Whether face adaptation confers any advantages to perceptual processing remains an open question. We investigated whether face adaptation can enhance the ability to make fine discriminations in the vicinity of the adapted face. We compared face discrimination thresholds in three adapting conditions: (i) same-face: where adapting and test faces were the same, (ii) different-face: where adapting and test faces differed, and (iii) baseline: where the adapting stimulus was a blank. Discrimination thresholds for morphed identity changes involving the adapted face (same-face) improved compared with those from both the baseline (no-adaptation) and different-face conditions. Since adapting to a face did not alter discrimination performance for other faces, this effect is selective for the facial identity that is adapted. These results indicate a form of gain control to heighten perceptual sensitivity in the vicinity of a currently viewed face, analogous to forms of adaptive gain control at lower levels of the visual system.
Adaptation causes aftereffects that selectively change the perception of a stimulus following exposure to a prior stimulus. Aftereffects are widespread phenomena in the visual system, occurring not only with basic properties such as luminance, contrast, spatial frequency, orientation and colour, but also with higher level representations of shapes and objects, such as faces. For at least some basic features, adaptation can be regarded as a process by which the visual system adjusts to the prevailing conditions of the environment. As an example, luminance adaptation in the retina serves to maintain contrast sensitivity across a wide range of illumination, by centring the limited sensitivity range of retinal cells on the ambient levels of the current environment, a process termed retinal gain control (e.g. ). Evidence for a similar function for adaptation at various levels of cortical processing has been mixed. Some studies found enhanced discrimination of orientation, contrast and direction of motion following adaptation [2–6] but others did not [7–9].

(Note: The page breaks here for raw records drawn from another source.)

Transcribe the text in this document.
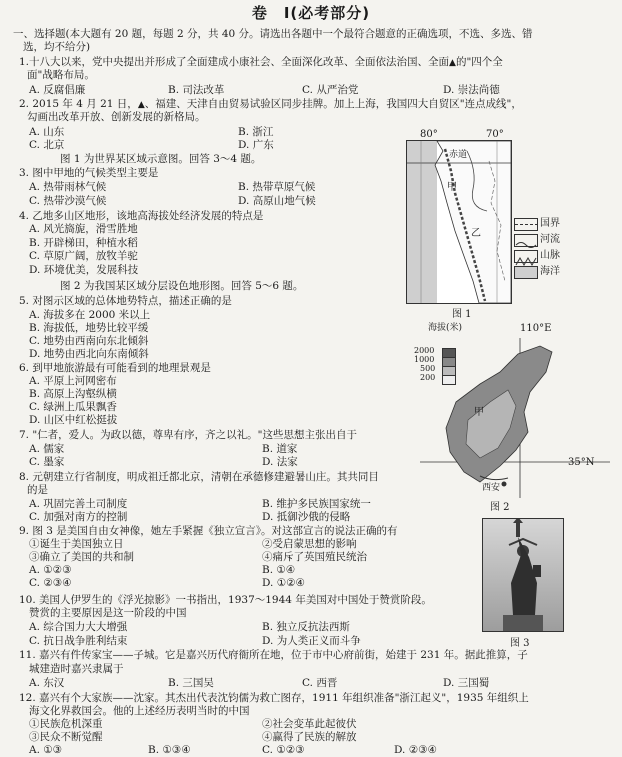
卷　Ⅰ(必考部分)
一、选择题(本大题有 20 题，每题 2 分，共 40 分。请选出各题中一个最符合题意的正确选项，不选、多选、错
选，均不给分)
1.十八大以来，党中央提出并形成了全面建成小康社会、全面深化改革、全面依法治国、全面▲的"四个全
面"战略布局。
A. 反腐倡廉	B. 司法改革	C. 从严治党	D. 崇法尚德
2. 2015 年 4 月 21 日，▲、福建、天津自由贸易试验区同步挂牌。加上上海，我国四大自贸区"连点成线"，
勾画出改革开放、创新发展的新格局。
A. 山东	B. 浙江
C. 北京	D. 广东
图 1 为世界某区域示意图。回答 3～4 题。
3. 图中甲地的气候类型主要是
A. 热带雨林气候	B. 热带草原气候
C. 热带沙漠气候	D. 高原山地气候
4. 乙地多山区地形，该地高海拔处经济发展的特点是
A. 风光旖旎，滑雪胜地
B. 开辟梯田，种植水稻
C. 草原广阔，放牧羊驼
D. 环境优美，发展科技
图 2 为我国某区域分层设色地形图。回答 5～6 题。
5. 对图示区域的总体地势特点，描述正确的是
A. 海拔多在 2000 米以上
B. 海拔低，地势比较平缓
C. 地势由西南向东北倾斜
D. 地势由西北向东南倾斜
6. 到甲地旅游最有可能看到的地理景观是
A. 平原上河网密布
B. 高原上沟壑纵横
C. 绿洲上瓜果飘香
D. 山区中红松挺拔
7. "仁者，爱人。为政以德，尊卑有序，齐之以礼。"这些思想主张出自于
A. 儒家	B. 道家
C. 墨家	D. 法家
8. 元朝建立行省制度，明成祖迁都北京，清朝在承德修建避暑山庄。其共同目
的是
A. 巩固完善土司制度	B. 维护多民族国家统一
C. 加强对南方的控制	D. 抵御沙俄的侵略
9. 图 3 是美国自由女神像，她左手紧握《独立宣言》。对这部宣言的说法正确的有
①诞生于美国独立日	②受启蒙思想的影响
③确立了美国的共和制	④痛斥了英国殖民统治
A. ①②③	B. ①④
C. ②③④	D. ①②④
10. 美国人伊罗生的《浮光掠影》一书指出，1937～1944 年美国对中国处于赞赏阶段。
赞赏的主要原因是这一阶段的中国
A. 综合国力大大增强	B. 独立反抗法西斯
C. 抗日战争胜利结束	D. 为人类正义而斗争
11. 嘉兴有件传家宝——子城。它是嘉兴历代府衙所在地，位于市中心府前街，始建于 231 年。据此推算，子
城建造时嘉兴隶属于
A. 东汉	B. 三国吴	C. 西晋	D. 三国蜀
12. 嘉兴有个大家族——沈家。其杰出代表沈钧儒为救亡图存，1911 年组织准备"浙江起义"，1935 年组织上
海文化界救国会。他的上述经历表明当时的中国
①民族危机深重	②社会变革此起彼伏
③民众不断觉醒	④赢得了民族的解放
A. ①③	B. ①③④	C. ①②③	D. ②③④
80°	70°
赤道
甲
乙
国界
河流
山脉
海洋
图 1
海拔(米)
2000
1000
500
200
110°E
甲
35°N
西安
图 2
图 3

In contrast to the long-standing literature on adaptation to features such as colour, motion and contrast, adaptation to faces has only recently been described [10–14]. This has generally been shown with perceptual bias paradigms, in which viewing of one face causes perceptual decisions about ambiguous faces to be biased away from the adapting face and towards other faces, a ‘repulsive’ aftereffect [15–23]. We have also shown that adaptation affects the minimum luminance contrast necessary for recognizing faces [24–26]. In this report, we ask whether adaptation also affects the thresholds for discriminating between different faces. If so, this might indicate a type of ‘face gain control’, in which the sensitivity range for face perception is adjusted dynamically to enhance performance in the vicinity of current stimulus conditions.
Eleven observers with normal or corrected-to-normal vision participated (four males, ages 22–36). All but one (I.O.) of the observers were naive to the purposes of the experiment. The protocol was approved by the review boards of the University of British Columbia and Vancouver Hospital, and informed consent was obtained in accordance with the principles in the Declaration of Helsinki.
Stimuli were displayed on a SONY Trinitron 17-inch GDM-G500 monitor at 1024 × 768 resolution and refresh rate of 100 Hz. Viewing distance was 99 cm. Cambridge Research Systems (CRS) VSG Toolbox for Matlab was used to present the stimuli via a CRS VSG 2/3 card. Displays were gamma-corrected by means of an automated calibration procedure using the VSG software and an OptiCAL photometer (Model OP200-E) by CRS. Average luminance was 40 cd m−2.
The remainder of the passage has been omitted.